The twins have been complaining for a couple of years now that we never take them to concerts. Some of the acts that Carina and I have seen aren’t necessarily kid-friendly. And of course most gigs don’t really get started until the twins’ bedtime, anyway. That being the case, I’ve long wished for a concert to which we could take the twins, in order to share that experience together as a family. The opportunity finally came this year at the Ohio State Fair: Weird Al Yankovic was playing!

Carina got me Straight Outta Lynwood for Christmas, along with a collection of Weird Al videos on DVD. The twins have delighted in watching the DVDs, and I’ve delighted in watching them sing the Weird Al version of songs that play on the radio. It’s funny that they only know the Weird Al versions of songs.

My complaint about concerts which simply reproduce the music is null and void when it comes to Weird Al. Although he doesn’t tell amusing anecdotes, or really interact with the audience much at all, his is still an excellent concert. I saw Weird Al a couple years ago, and had an absolute blast – and I had every bit as much fun at his concert last night. He’s an incredible performer, and his music is just so much fun to listen to (and sing along with). The twins enjoyed the show, but I think it was a little longer than Tyler would have liked – she only grudgingly stayed for the encore. Tayler shrieked with delight and clapped furiously when Amish Paradise began, and she sang every word right in time with Al.

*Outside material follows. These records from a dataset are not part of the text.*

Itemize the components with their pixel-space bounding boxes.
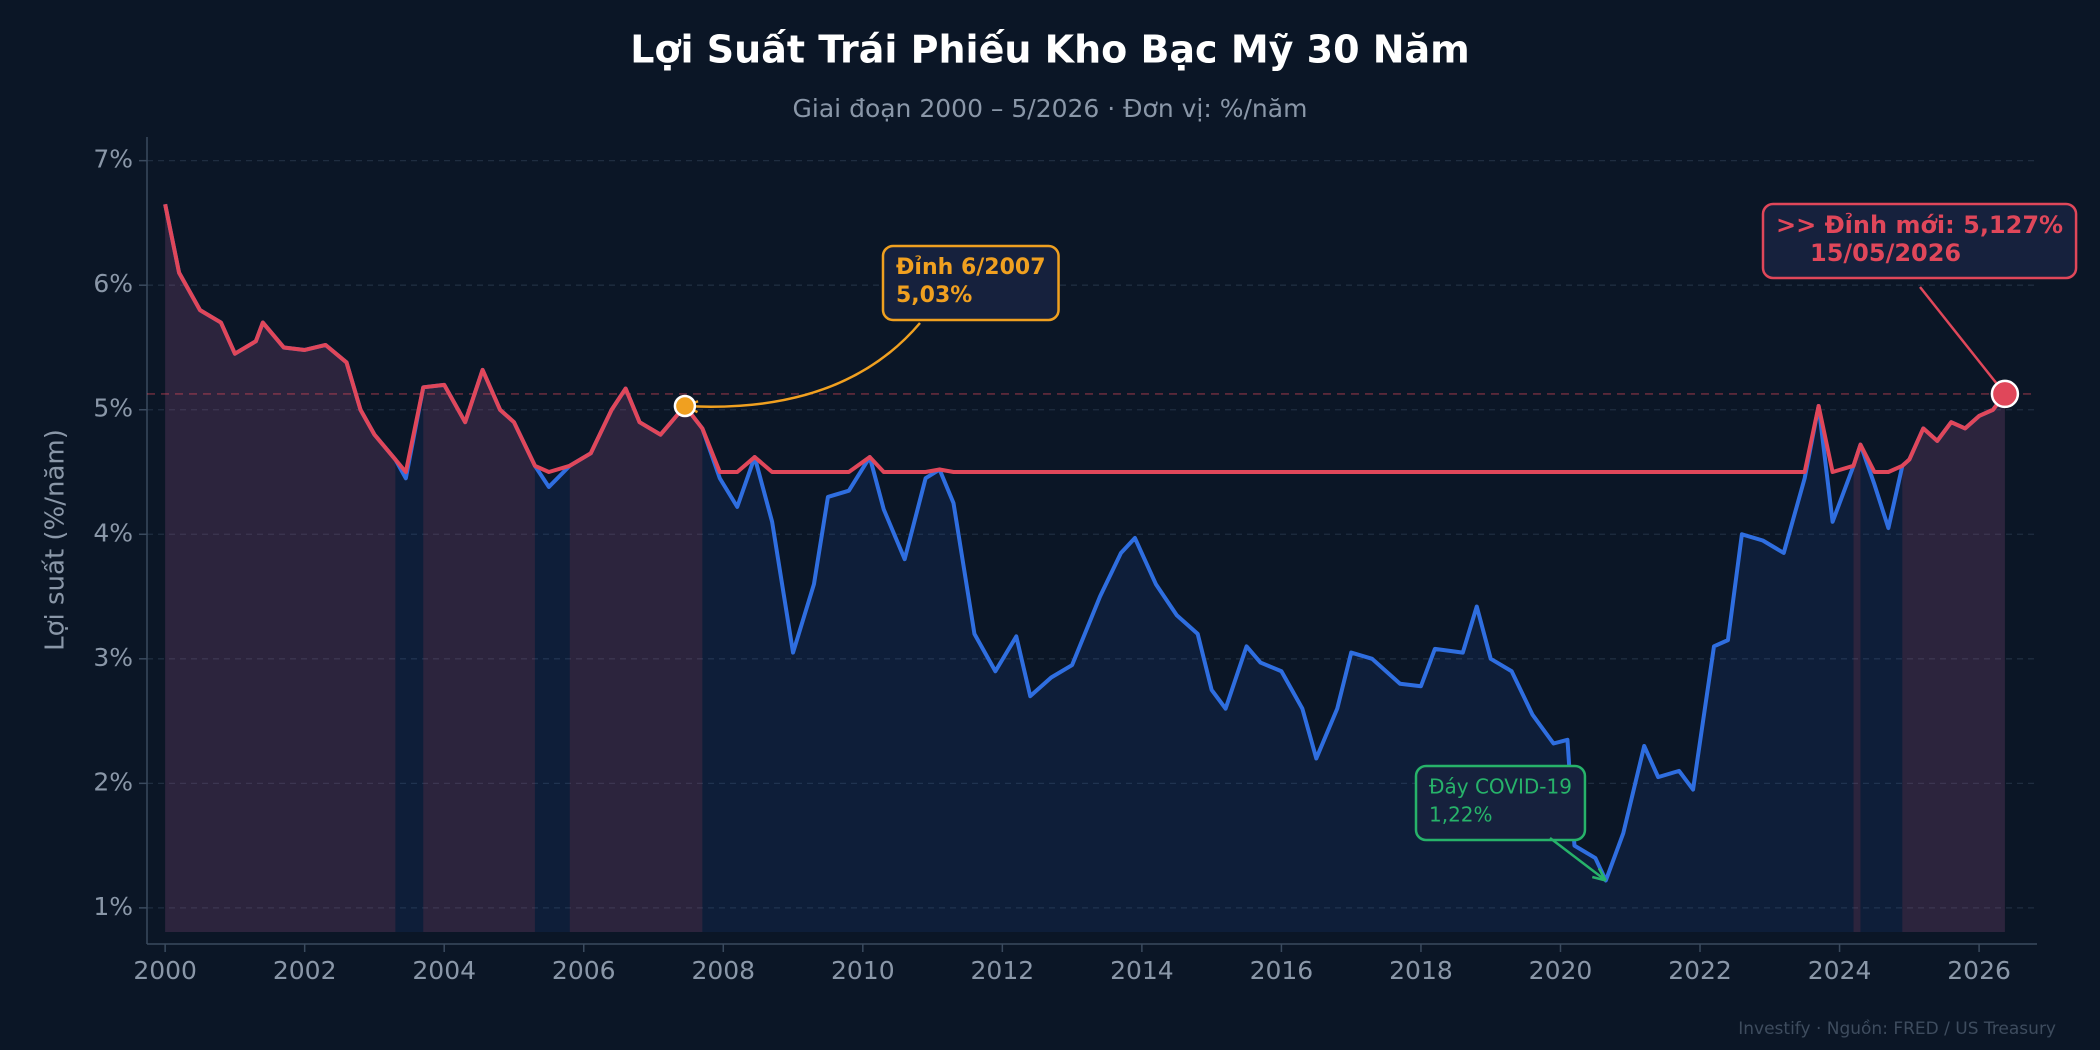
y-tick-label: 6% — [93, 269, 133, 298]
annotation-title: Đáy COVID-19 — [1429, 775, 1572, 799]
y-axis-label: Lợi suất (%/năm) — [41, 429, 71, 651]
annotation-point — [1990, 379, 2020, 409]
annotation-arrow — [1549, 837, 1607, 882]
x-tick-label: 2000 — [133, 956, 197, 985]
x-tick-label: 2010 — [831, 956, 895, 985]
footer: Investify · Nguồn: FRED / US Treasury — [1738, 1018, 2056, 1039]
annotation-label: 5,03% — [896, 283, 972, 308]
y-tick-label: 7% — [93, 145, 133, 174]
x-tick-label: 2008 — [691, 956, 755, 985]
annotation: Đỉnh 6/2007 5,03% — [881, 244, 1060, 322]
y-tick-label: 5% — [93, 394, 133, 423]
chart-subtitle: Giai đoạn 2000 – 5/2026 · Đơn vị: %/năm — [793, 94, 1308, 123]
annotation-box — [1761, 202, 2078, 280]
x-tick-label: 2004 — [412, 956, 476, 985]
y-tick-label: 3% — [93, 643, 133, 672]
x-tick-label: 2016 — [1250, 956, 1314, 985]
chart-title: Lợi Suất Trái Phiếu Kho Bạc Mỹ 30 Năm — [630, 28, 1470, 72]
annotation-label: 15/05/2026 — [1810, 239, 1961, 267]
above-band — [569, 388, 703, 932]
x-tick-label: 2002 — [273, 956, 337, 985]
annotation-arrowhead — [1591, 867, 1607, 882]
x-tick-label: 2006 — [552, 956, 616, 985]
annotation-box — [1414, 764, 1587, 842]
annotation-arrow — [1919, 286, 2006, 395]
annotation-arrow — [684, 322, 921, 408]
x-tick-label: 2012 — [971, 956, 1035, 985]
series-line — [163, 203, 2007, 475]
annotation-title: Đỉnh 6/2007 — [896, 255, 1046, 280]
x-tick-label: 2026 — [1947, 956, 2011, 985]
x-tick-label: 2014 — [1110, 956, 1174, 985]
annotation-point — [673, 394, 697, 418]
x-tick-label: 2024 — [1808, 956, 1872, 985]
annotation-label: 1,22% — [1429, 803, 1493, 827]
above-band — [423, 369, 535, 932]
above-band — [165, 204, 396, 932]
annotation-box — [881, 244, 1060, 322]
y-tick-label: 1% — [93, 892, 133, 921]
x-tick-label: 2020 — [1529, 956, 1593, 985]
annotation-title: >> Đỉnh mới: 5,127% — [1776, 211, 2063, 239]
x-tick-label: 2018 — [1389, 956, 1453, 985]
above-band — [1853, 444, 1861, 932]
annotation: >> Đỉnh mới: 5,127%15/05/2026 — [1761, 202, 2078, 280]
area — [165, 204, 2005, 932]
y-tick-label: 4% — [93, 518, 133, 547]
above-band — [1902, 393, 2005, 932]
x-tick-label: 2022 — [1668, 956, 1732, 985]
annotation: Đáy COVID-19 1,22% — [1414, 764, 1587, 842]
y-tick-label: 2% — [93, 767, 133, 796]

Weird Al wears many different costumes during his shows (my favorite being the fat suit from Fat). During costume changes amusing videos are played, to keep the audience entertained. Most of these are fake interviews between Al and other famous musicians. During one such interview with Michael Stipe, Al encouraged Michael to suggest lyrics for a song on which they could collaborate, and Al would put it to music. Michael is next shown saying, somewhat dismissively, “We all have cell phones now. Come on, get real.” Al then begins to sing those words as though it were part of a ballad.

When Al came back for his encore, he said “I know what you all really want to hear,” and then proceeded to sing a full ballad version of “We all have cell phones now. Come on, get real”. As I looked about the concert hall, everyone was holding up their cell phone! It was quite an amazing thing to see all those cell phones, and to realize just how ubiquitous they are! Al finished the night by performing the full 11 minute version of Albuquerque.

I bought a shirt for each of the girls, and one for myself. I think it’s important to commemorate their very first concert. I hope they had as much fun at their first concert as I did at mine; and I hope they get to see at least many gigs as I’ve seen.